Recently, while studying for my group theory class, I tried to solve the following problem
Find all $7$-Sylow subgroups of $S_{14}$.
Since the order of $S_{14}$ is $14!$ I know that $P$, a $7$-Sylow subgroup of $S_{14}$, has order $|P|=7^2$. By a previous result this implies that $P$ is abelian. Hence $P$ must be isomorphic to $\mathbb{Z}_{49}$ or $\mathbb{Z}_{7}\times \mathbb{Z}_{7}$. But given an element $\sigma \in S_{14}$ and its decomposition into disjoint cycles $\sigma=\sigma_1 \cdots \sigma_n$ $$ |\sigma|={\rm lcm}(|\sigma_1|, \cdots, |\sigma_n|). $$ Since the order of a cycle equals the length of the cycle itself I know that in $S_{14}$, $|\sigma_i| \leq 14$. If $|\sigma|=49$ then $|\sigma_i|$ divides $49$. Since $|\sigma_i| \leq 14$ we must have $|\sigma_i| =7$. But then ${\rm lcm}(|\sigma_1|, \cdots, |\sigma_n|)=7$. So I conclude that there is no element of order $49$ in $S_{14}$. Hence $P \cong \mathbb{Z}_{49}$ is not possible and $P$ must be isomorphic to $\mathbb{Z}_{7}\times \mathbb{Z}_{7}$. In this case I must find all subgroups of $S_{14}$ isomorphic to $\mathbb{Z}_{7}\times \mathbb{Z}_{7}$.
So my questions are:
Are there any mistakes in what I have done so far?
Could someone give me a hint on how to find all the isomorphic subgroups for $\mathbb{Z}_{7}\times \mathbb{Z}_{7}$?

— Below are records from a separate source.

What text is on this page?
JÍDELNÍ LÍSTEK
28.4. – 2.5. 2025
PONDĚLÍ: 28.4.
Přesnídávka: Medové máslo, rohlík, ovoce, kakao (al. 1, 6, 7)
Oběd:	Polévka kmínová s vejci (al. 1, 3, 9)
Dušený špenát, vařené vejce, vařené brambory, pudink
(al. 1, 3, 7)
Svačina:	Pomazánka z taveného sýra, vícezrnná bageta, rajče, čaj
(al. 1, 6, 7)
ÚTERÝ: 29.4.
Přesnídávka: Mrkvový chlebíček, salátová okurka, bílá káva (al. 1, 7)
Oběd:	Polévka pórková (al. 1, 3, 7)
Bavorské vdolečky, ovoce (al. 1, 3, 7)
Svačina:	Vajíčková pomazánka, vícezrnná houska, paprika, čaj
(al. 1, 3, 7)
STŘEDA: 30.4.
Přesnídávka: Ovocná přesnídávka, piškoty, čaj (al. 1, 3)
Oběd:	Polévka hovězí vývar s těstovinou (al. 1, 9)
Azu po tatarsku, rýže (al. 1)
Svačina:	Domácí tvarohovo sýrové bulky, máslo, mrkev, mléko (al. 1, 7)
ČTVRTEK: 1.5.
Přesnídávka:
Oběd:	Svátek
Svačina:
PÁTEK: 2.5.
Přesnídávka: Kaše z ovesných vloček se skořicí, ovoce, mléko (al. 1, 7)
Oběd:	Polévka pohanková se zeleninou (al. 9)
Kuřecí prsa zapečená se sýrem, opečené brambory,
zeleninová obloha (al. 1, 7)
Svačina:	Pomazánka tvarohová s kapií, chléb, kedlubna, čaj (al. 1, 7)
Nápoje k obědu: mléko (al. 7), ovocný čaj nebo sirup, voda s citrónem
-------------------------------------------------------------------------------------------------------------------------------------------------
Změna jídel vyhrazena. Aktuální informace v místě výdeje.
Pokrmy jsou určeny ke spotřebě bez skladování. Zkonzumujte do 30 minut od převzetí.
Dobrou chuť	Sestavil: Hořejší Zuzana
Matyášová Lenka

I know that all its elements are of order $7$ and that it is generated by the elements $(1,0)$ and $(0,1)$. So I tried to find all elements of order $7$ in $S_{14}$ which are the $7$-cycles and the product of two disjoint $7$-cycles (correct?). But I don't know how to find which of these pairs are going to generate the subgroups I am looking for.
Any help is appreciated.